For DNS servers, the DNS service allows dynamic update to be enabled or disabled on a per-zone basis at each server configured to load either a standard primary or directory-integrated zone. By default, client computers running any version of Windows 2000 dynamically update their host resource records in DNS when configured for TCP/IP. When DNS zones are stored in Active Directory database, DNS is configured by default to accept dynamic updates.

NOTE
Windows 2000 DNS servers support dynamic updates. The DNS server provided with Windows NT Server 4.0 does not.

For a request for a dynamic update to be performed, several prerequisite conditions can be configured. Each prerequisite must be satisfied for an update to occur. After all prerequisites are met, the zone's primary server can proceed with an update of its local zones.
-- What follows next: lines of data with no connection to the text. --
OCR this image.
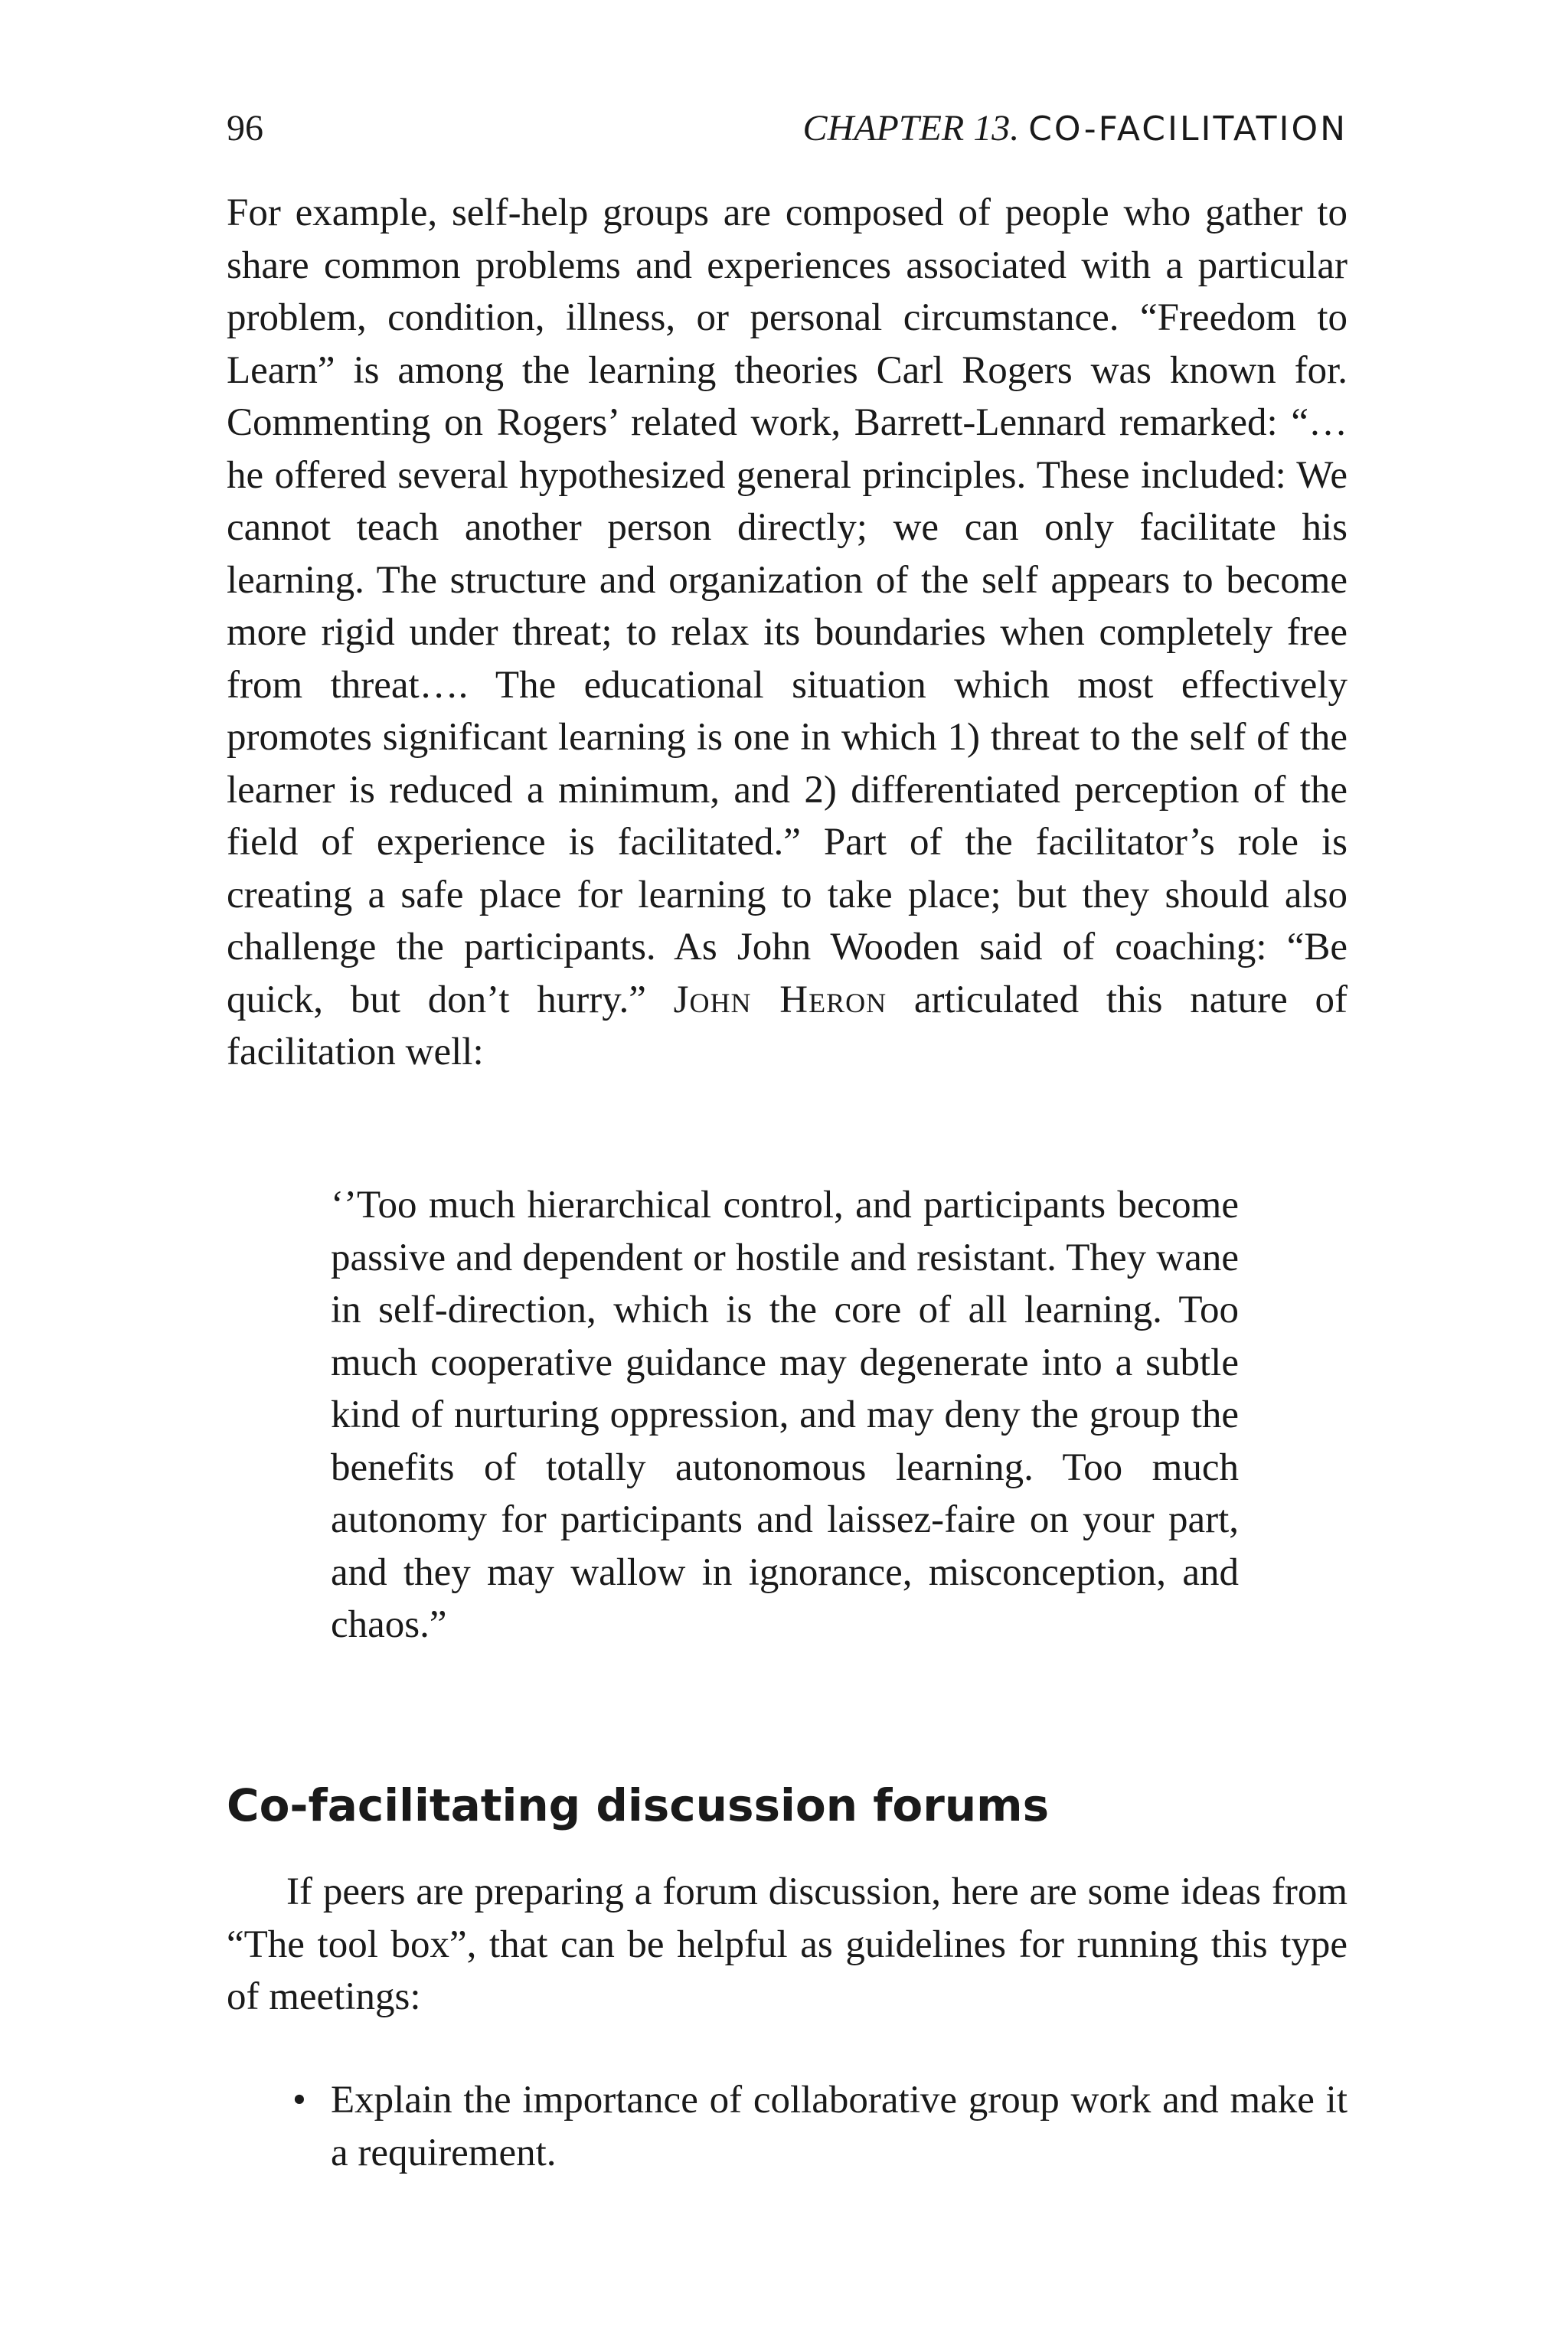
96	CHAPTER 13. CO-FACILITATION

For example, self-help groups are composed of people who gather to share common problems and experiences associated with a particular problem, condition, illness, or personal circumstance. “Freedom to Learn” is among the learning theories Carl Rogers was known for. Commenting on Rogers’ related work, Barrett-Lennard remarked: “…he offered several hypothesized general principles. These included: We cannot teach another person directly; we can only facilitate his learning. The structure and organization of the self appears to become more rigid under threat; to relax its boundaries when completely free from threat…. The educational situation which most effectively promotes significant learning is one in which 1) threat to the self of the learner is reduced a minimum, and 2) differentiated perception of the field of experience is facilitated.” Part of the facilitator’s role is creating a safe place for learning to take place; but they should also challenge the participants. As John Wooden said of coaching: “Be quick, but don’t hurry.” John Heron articulated this nature of facilitation well:

‘’Too much hierarchical control, and participants become passive and dependent or hostile and resistant. They wane in self-direction, which is the core of all learning. Too much cooperative guidance may degenerate into a subtle kind of nurturing oppression, and may deny the group the benefits of totally autonomous learning. Too much autonomy for participants and laissez-faire on your part, and they may wallow in ignorance, misconception, and chaos.”

Co-facilitating discussion forums

If peers are preparing a forum discussion, here are some ideas from “The tool box”, that can be helpful as guidelines for running this type of meetings:

• Explain the importance of collaborative group work and make it a requirement.
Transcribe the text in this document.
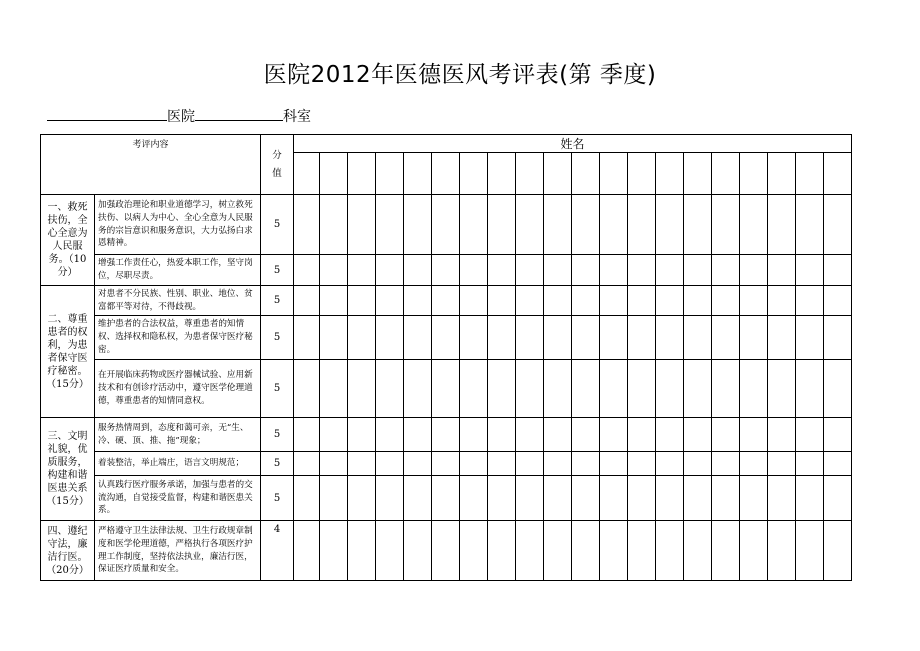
医院2012年医德医风考评表(第 季度)
医院	科室
考评内容		分值	姓名																			

一、救死扶伤，全心全意为人民服务。（10分）	加强政治理论和职业道德学习，树立救死扶伤、以病人为中心、全心全意为人民服务的宗旨意识和服务意识，大力弘扬白求恩精神。	5																				
	增强工作责任心，热爱本职工作，坚守岗位，尽职尽责。	5																				
二、尊重患者的权利，为患者保守医疗秘密。（15分）	对患者不分民族、性别、职业、地位、贫富都平等对待，不得歧视。	5																				
	维护患者的合法权益，尊重患者的知情权、选择权和隐私权，为患者保守医疗秘密。	5																				
	在开展临床药物或医疗器械试验、应用新技术和有创诊疗活动中，遵守医学伦理道德，尊重患者的知情同意权。	5																				
三、文明礼貌，优质服务，构建和谐医患关系（15分）	服务热情周到，态度和蔼可亲，无“生、冷、硬、顶、推、拖”现象；	5																				
	着装整洁，举止端庄，语言文明规范；	5																				
	认真践行医疗服务承诺，加强与患者的交流沟通，自觉接受监督，构建和谐医患关系。	5																				
四、遵纪守法，廉洁行医。（20分）	严格遵守卫生法律法规、卫生行政规章制度和医学伦理道德，严格执行各项医疗护理工作制度，坚持依法执业，廉洁行医，保证医疗质量和安全。	4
Some examples of prerequisites that can be set are:

A required resource record or resource record set already exists or is in use prior to an update.
A required resource record or resource record set does not exist or is not in use prior to an update.
A requester is permitted to initiate an update of a specified resource record or resource record set.

For client computers to be registered and updated dynamically with a DNS server, you must do one of the following:

Install or upgrade client computers to Windows 2000.
Install and use a Windows 2000 DHCP server on your network to lease client computers.

Practice: Enabling Dynamic Updates

In this practice, you make it possible for DNS client computers to register and dynamically update their resource records with a DNS server whenever changes occur by enabling dynamic updates for a DNS zone.

Exercise 1: Allowing Dynamic Updates

Click Start, point to Programs, point to Administrative Tools, and then click DNS.
The DNS administrative console appears.
In the console tree, right-click your zone, and then click Properties.
The Zone Properties dialog box appears, as illustrated in Figure 10.13.

Figure 10.13 Zone Properties dialog box
In the Allow Dynamic Updates list box, click Yes.
Click OK to close the Zone Properties dialog box.
Close the DNS administrative console.

Lesson Summary

Delegation is a process of assigning responsibility for a portion of a DNS name space to a separate entity. The names server's resource records facilitate delegation by identifying DNS servers for each zone. They appear in all forward and reverse lookup zones. Windows 2000 provides client and server support for the use of dynamic updates. Dynamic updates enable DNS client computers to register and dynamically update their resource records with a DNS server whenever changes occur.